How to Close the Retirement Gap Before, During, and After You Turn 60

Turning 60 and seeing retirement may be exciting, but it can also be daunting without proper savings and investments built over time.
While some experts recommend having six to eight times your current salary saved by age 60, others recommend even more. But how do you get there, and what if it seems like too late to set aside for retirement?
Keep reading below to learn some tactics about closing the retirement gap and being prepared for the future.
Related: Current Retirement Myths and How to Stay on Top of the Changing World
Benchmarks to Hit
The six-to eight-month guideline is daunting. For instance, someone earning $100,000 a year would have to aim for roughly $600,000-$800,000. This is a general marker, according to experts, and some even push for a larger amount saved. This is because the amount saved will better withstand decades of spending and market swings, not even including inflation.
Fidelity provides a 20 times savings strategy where you adjust your current salary for the number of years until you retire to account for inflation, and then multiply it by 20. It would look like 1x salary by 30, 3x by 40, 6x by 50, 8x by 60, and 10x by 67, factoring in a 15% annual savings rate and a balanced long-term investment mix.
Of course, personal targets and goals will vary with lifestyles and expected retirement ages.
The 4% Rule and Its Limits

The 4% rule is when you divide your desired first-year retirement spending by 4% to estimate the portfolio you need. While it may be a widely used tool, it may not be the most useful.
According to experts in Investopedia, under the 4% rule, you could spend $50,000 a year and need a $1.25 million portfolio. However, the rule often ignores taxes, account types, sequence-of-returns risk, and changing market conditions.
Morningstar has taken this research and created a similar plan, where you make more flexible withdrawal frameworks when warranted. These shift with market yields and inflation expectations, and help reduce the risk of running out of money over long retirements.
In short, the 4% rule is a starting point, not a long-term goal.
Check Out: Debt Relief: How to Avoid Costly Mistakes With These Strategies
Where Your Money Lies Matters
Figuring out where your money goes, whether investing, spending, or through taxes, is extremely important. Experts claim that if your savings are in tax-deferred accounts such as 401(k)s or traditional IRAs, you should gross up your withdrawal needs by your expected tax rate.

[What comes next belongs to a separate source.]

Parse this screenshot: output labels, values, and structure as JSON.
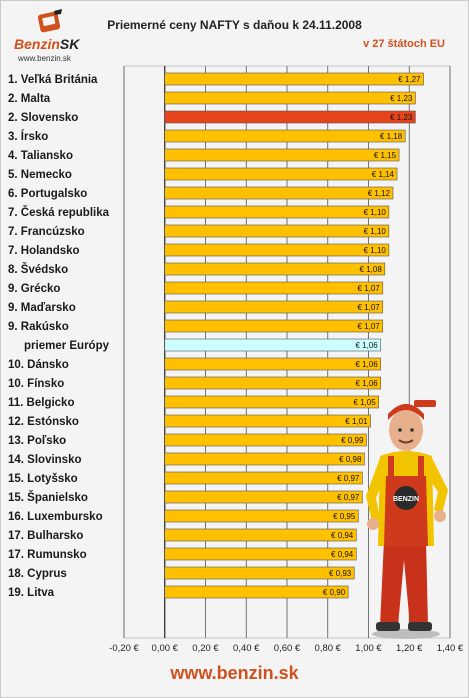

It is also useful to check your percentages by logging into the Social Security Administration and using their tools to get personalized benefit estimates and test out different claiming ages. It will show prospective retirees whether they should claim early versus delaying benefits and seeing how that changes payouts.
Health and Long-Term Care
Health and long-term care are often forgotten, but can be one of the largest retirement shocks. Data compiled by Genworth in a 2024 cost-of-care survey found a sustained year-over-year increase in the cost of homemaker services, assisted living, and home health aides, all driven by inflation and labor pressures.

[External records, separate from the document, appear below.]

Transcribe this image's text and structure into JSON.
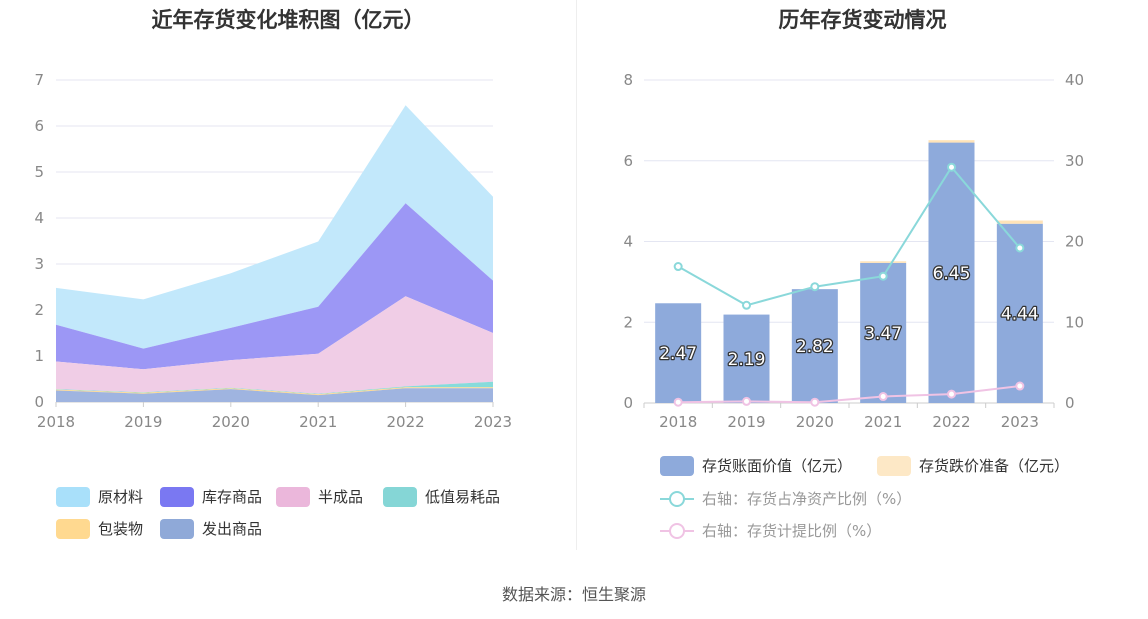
{
  "source_text": "数据来源：恒生聚源",
  "chart_data": [
    {
      "type": "area",
      "stacked": true,
      "title": "近年存货变化堆积图（亿元）",
      "categories": [
        "2018",
        "2019",
        "2020",
        "2021",
        "2022",
        "2023"
      ],
      "ylim": [
        0,
        7
      ],
      "yticks": [
        "0",
        "1",
        "2",
        "3",
        "4",
        "5",
        "6",
        "7"
      ],
      "grid": true,
      "legend_position": "bottom",
      "series": [
        {
          "name": "发出商品",
          "color": "#9fb4e0",
          "values": [
            0.25,
            0.18,
            0.28,
            0.15,
            0.3,
            0.3
          ]
        },
        {
          "name": "包装物",
          "color": "#ffd990",
          "values": [
            0.02,
            0.02,
            0.02,
            0.02,
            0.02,
            0.02
          ]
        },
        {
          "name": "低值易耗品",
          "color": "#87dbdb",
          "values": [
            0.01,
            0.01,
            0.01,
            0.01,
            0.02,
            0.12
          ]
        },
        {
          "name": "半成品",
          "color": "#f0cde6",
          "values": [
            0.6,
            0.5,
            0.6,
            0.87,
            1.96,
            1.06
          ]
        },
        {
          "name": "库存商品",
          "color": "#9c97f5",
          "values": [
            0.8,
            0.45,
            0.7,
            1.02,
            2.02,
            1.14
          ]
        },
        {
          "name": "原材料",
          "color": "#c2e8fb",
          "values": [
            0.8,
            1.07,
            1.19,
            1.42,
            2.13,
            1.82
          ]
        }
      ],
      "legend": [
        {
          "name": "原材料",
          "color": "#a9e0fa"
        },
        {
          "name": "库存商品",
          "color": "#7a78f2"
        },
        {
          "name": "半成品",
          "color": "#ebb7db"
        },
        {
          "name": "低值易耗品",
          "color": "#85d6d6"
        },
        {
          "name": "包装物",
          "color": "#ffd990"
        },
        {
          "name": "发出商品",
          "color": "#8fa9d8"
        }
      ]
    },
    {
      "type": "bar",
      "stacked": true,
      "title": "历年存货变动情况",
      "categories": [
        "2018",
        "2019",
        "2020",
        "2021",
        "2022",
        "2023"
      ],
      "ylim": [
        0,
        8
      ],
      "yticks": [
        "0",
        "2",
        "4",
        "6",
        "8"
      ],
      "y2lim": [
        0,
        40
      ],
      "y2ticks": [
        "0",
        "10",
        "20",
        "30",
        "40"
      ],
      "grid": true,
      "legend_position": "bottom",
      "series": [
        {
          "name": "存货账面价值（亿元）",
          "color": "#8eaadb",
          "values": [
            2.47,
            2.19,
            2.82,
            3.47,
            6.45,
            4.44
          ],
          "labels": [
            "2.47",
            "2.19",
            "2.82",
            "3.47",
            "6.45",
            "4.44"
          ]
        },
        {
          "name": "存货跌价准备（亿元）",
          "color": "#ffe3b8",
          "legend_color": "#fde8c6",
          "values": [
            0.0,
            0.0,
            0.0,
            0.04,
            0.06,
            0.08
          ]
        },
        {
          "name": "右轴：存货占净资产比例（%）",
          "type": "line",
          "axis": "right",
          "color": "#8ad8da",
          "values": [
            16.9,
            12.1,
            14.4,
            15.7,
            29.2,
            19.2
          ]
        },
        {
          "name": "右轴：存货计提比例（%）",
          "type": "line",
          "axis": "right",
          "color": "#f0c3e4",
          "values": [
            0.1,
            0.2,
            0.1,
            0.8,
            1.1,
            2.1
          ]
        }
      ]
    }
  ]
}
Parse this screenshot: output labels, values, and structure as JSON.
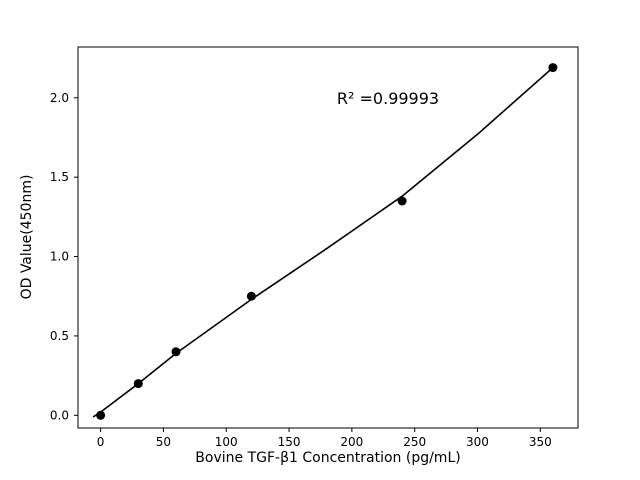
{
  "chart_data": {
    "type": "scatter",
    "title": "",
    "xlabel": "Bovine TGF-β1 Concentration (pg/mL)",
    "ylabel": "OD Value(450nm)",
    "annotation": "R² =0.99993",
    "series": [
      {
        "name": "standard-points",
        "x": [
          0,
          30,
          60,
          120,
          240,
          360
        ],
        "y": [
          0.0,
          0.2,
          0.4,
          0.75,
          1.35,
          2.19
        ]
      }
    ],
    "fit_line": [
      [
        -6,
        -0.01
      ],
      [
        0,
        0.02
      ],
      [
        30,
        0.2
      ],
      [
        60,
        0.39
      ],
      [
        120,
        0.73
      ],
      [
        180,
        1.05
      ],
      [
        240,
        1.38
      ],
      [
        300,
        1.77
      ],
      [
        360,
        2.19
      ]
    ],
    "xticks": [
      0,
      50,
      100,
      150,
      200,
      250,
      300,
      350
    ],
    "xtick_labels": [
      "0",
      "50",
      "100",
      "150",
      "200",
      "250",
      "300",
      "350"
    ],
    "yticks": [
      0,
      0.5,
      1.0,
      1.5,
      2.0
    ],
    "ytick_labels": [
      "0.0",
      "0.5",
      "1.0",
      "1.5",
      "2.0"
    ],
    "xlim": [
      -18,
      380
    ],
    "ylim": [
      -0.08,
      2.32
    ],
    "grid": false,
    "legend_position": "none",
    "marker_color": "#000000",
    "line_color": "#000000",
    "frame_color": "#000000",
    "background_color": "#ffffff"
  }
}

Financial plans that disregard including long-term care or health costs are likely to struggle when retirement hits. It’s best to budget for worst-case scenarios to be prepared if they do come as you age.
Also Read: Five Common Social Security Myths and How You Can Avoid Losing Thousands
Being Behind, Taking Control
Even if you’re a little short of your savings goals at 60, there’s no need to worry too much. There are still opportunities to get those savings built up. Check out some possible options below:
- Save more and use catch-up options/contributions
- Delay retirement or delay claiming Social Security
- Revisit expenses and housing
- Reassess asset allocation and withdrawal flexibility
- Get help running the numbers from a professional
Checklist to Help the Retirement Gap

Get a kickstart on fixing your retirement gap by following these simple steps:
- Log in to your Social Security account and run benefit and claiming-age scenarios.

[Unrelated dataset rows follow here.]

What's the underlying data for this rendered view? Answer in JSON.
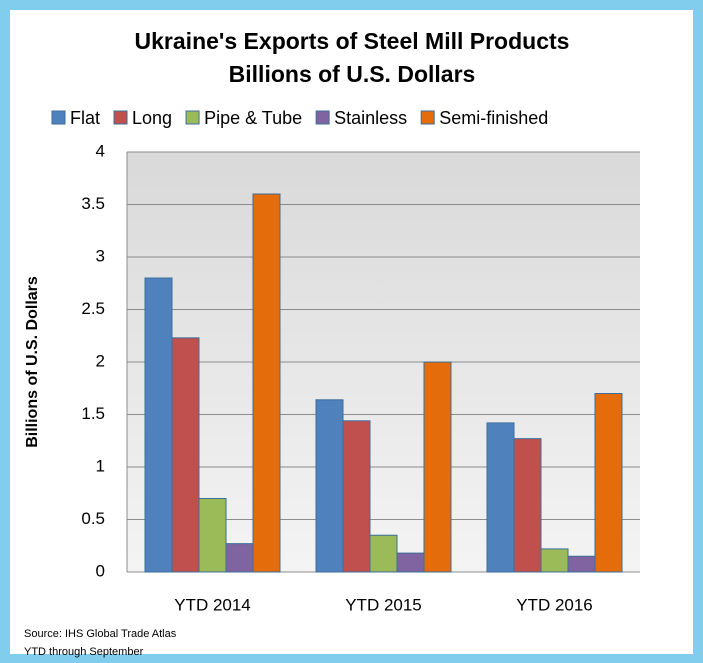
{
  "chart_data": {
    "type": "bar",
    "title": "Ukraine's Exports of Steel Mill Products",
    "subtitle": "Billions of U.S. Dollars",
    "y_label": "Billions of U.S. Dollars",
    "categories": [
      "YTD 2014",
      "YTD 2015",
      "YTD 2016"
    ],
    "series": [
      {
        "name": "Flat",
        "color": "#4f81bd",
        "values": [
          2.8,
          1.64,
          1.42
        ]
      },
      {
        "name": "Long",
        "color": "#c0504d",
        "values": [
          2.23,
          1.44,
          1.27
        ]
      },
      {
        "name": "Pipe & Tube",
        "color": "#9bbb59",
        "values": [
          0.7,
          0.35,
          0.22
        ]
      },
      {
        "name": "Stainless",
        "color": "#8064a2",
        "values": [
          0.27,
          0.18,
          0.15
        ]
      },
      {
        "name": "Semi-finished",
        "color": "#e46c0a",
        "values": [
          3.6,
          2.0,
          1.7
        ]
      }
    ],
    "ylim": [
      0,
      4
    ],
    "yticks": [
      0,
      0.5,
      1,
      1.5,
      2,
      2.5,
      3,
      3.5,
      4
    ],
    "grid": true,
    "legend": "top",
    "notes": [
      "Source:  IHS Global Trade Atlas",
      "YTD  through September"
    ]
  }
}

- Maximize employer matches and automatic contributions; increase contributions where possible and use catch-up limits if eligible.
- Recalculate retirement needs under a different withdrawal or market scenario, and consider conservative starting withdrawal rates if market returns or yields are low.
- Model long-term care exposure using current cost data and factor in insurance or savings into your plan.
- Consult an advisor who can help build a customized cash-flow plan.
Check Out: Five Times Where a Credit Card is More Useful Than a Debit Card
The Bottom Line
Turning 60 should be a celebration, not induce panic due to your investment gap. Based on several experts’ advice, there is still a way to prep for your retirement even as you get closer to the magic age.
There are many ways and paths to end up in a successful financial situation at your retirement, and it is often based upon debts, spending patterns, health risks, and the choices you make in the present.
Be candid about your current living situation and what you want for the future to properly prepare for a peaceful future and avoid the retirement gap.